There have been more than three dozen such incidents directed at crisis pregnancy centers and churches in at least 20 states and Washington, D.C., according to a tally maintained by LifeNews.com, an anti-abortion site.
The thin veneer of civilization that we all take for granted on a daily basis is rapidly dissipating, and our streets are becoming more uncivilized with each passing day.
If this is happening while economic conditions are still relatively stable, what will happen once things start getting really crazy out there?
In some parts of the world, the food crisis has already reached critical levels. For example, the government of Sri Lanka has actually shortened the work week so that workers will have more time to grow their own food…
Sri Lanka’s federal government on Monday approved a proposal that would shorten the work week of most public sector staff to four days so that workers will have time to farm their own crops, Reuters reported Tuesday, noting the measure aims to combat Sri Lanka’s worsening food shortages caused by a recent economic crisis.
“Sri Lanka’s Cabinet late on Monday approved a proposal for public sector workers to be given leave every Friday for the next three months, partly because the fuel shortage made commuting difficult and also to encourage them to farm,” Reuters reported on June 14.
Over in Africa, the United Nations has stopped feeding approximately 1.7 million citizens of South Sudan because they simply do not have enough funding to feed the rapidly growing throngs of desperately hungry people…
The World Food Programme has been forced to stop providing food aid to around 1.7 million people in South Sudan, because of a lack of funding. The UN-run organization will still reach 4.5 million people, but many will miss out on vital resources.
According to BBC News, over half the population of South Sudan is currently facing hunger due to floods, localized drought, continuing conflict, and rising food prices. Marwa Awad is from the World Food Programme and is in the northern town of Bentiu in South Sudan, where she has been talking to people about the effects the cuts to aid are having.
All of the experts are telling us that the global food crisis is going to get a lot worse as the months roll along.
If the UN has already reached the limit of what they are able to do, who is going to help the millions upon millions of hungry people that will soon need help in order to survive?
Here in the U.S., food production has been affected by a bizarre series of disasters, and we are being warned that much less will be produced this year than originally anticipated. I think that one expert summed up the current situation very well when he warned that “we are teetering on the edge right now”…
Pennsylvania farmers are being “crushed” by the record cost of diesel – so much so, that questions about a food crisis are starting to loom, the Morning Call reported.
One farmer in Lehigh County is quoted as saying: “I’ve got a tractor hooked up to my corn planter out here, no diesel fuel, and I can’t afford to get any.”

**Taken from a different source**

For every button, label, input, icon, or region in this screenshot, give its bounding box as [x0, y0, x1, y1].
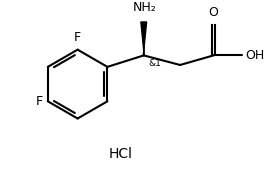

That farmer was airing his gripes to Kyle Kotzmoyer, a legislative affairs specialist for the Pennsylvania Farm Bureau. Kotzmoyer then turned around and testified to state lawmakers: “We have reached that point to where it is very close to being a sinking ship. We are teetering on the edge right now.”
If we eventually get to a point where food prices spiral completely out of control and there are widespread shortages, do you think that those living in our core urban areas will respond with grace and patience?
Of course not.
Instead, people will go absolutely nuts.
We got a small preview of what is to come during the Arab Spring of 2011. There were serious food shortages around the world that year, and that resulted in tremendous civil unrest.
Here in the United States, most people do not have large amounts of food stored up, and that is especially true in our largest cities.
So we better hope that the rapidly growing global food crisis does not affect us too severely, because the truth is that we are definitely not equipped to handle such a scenario.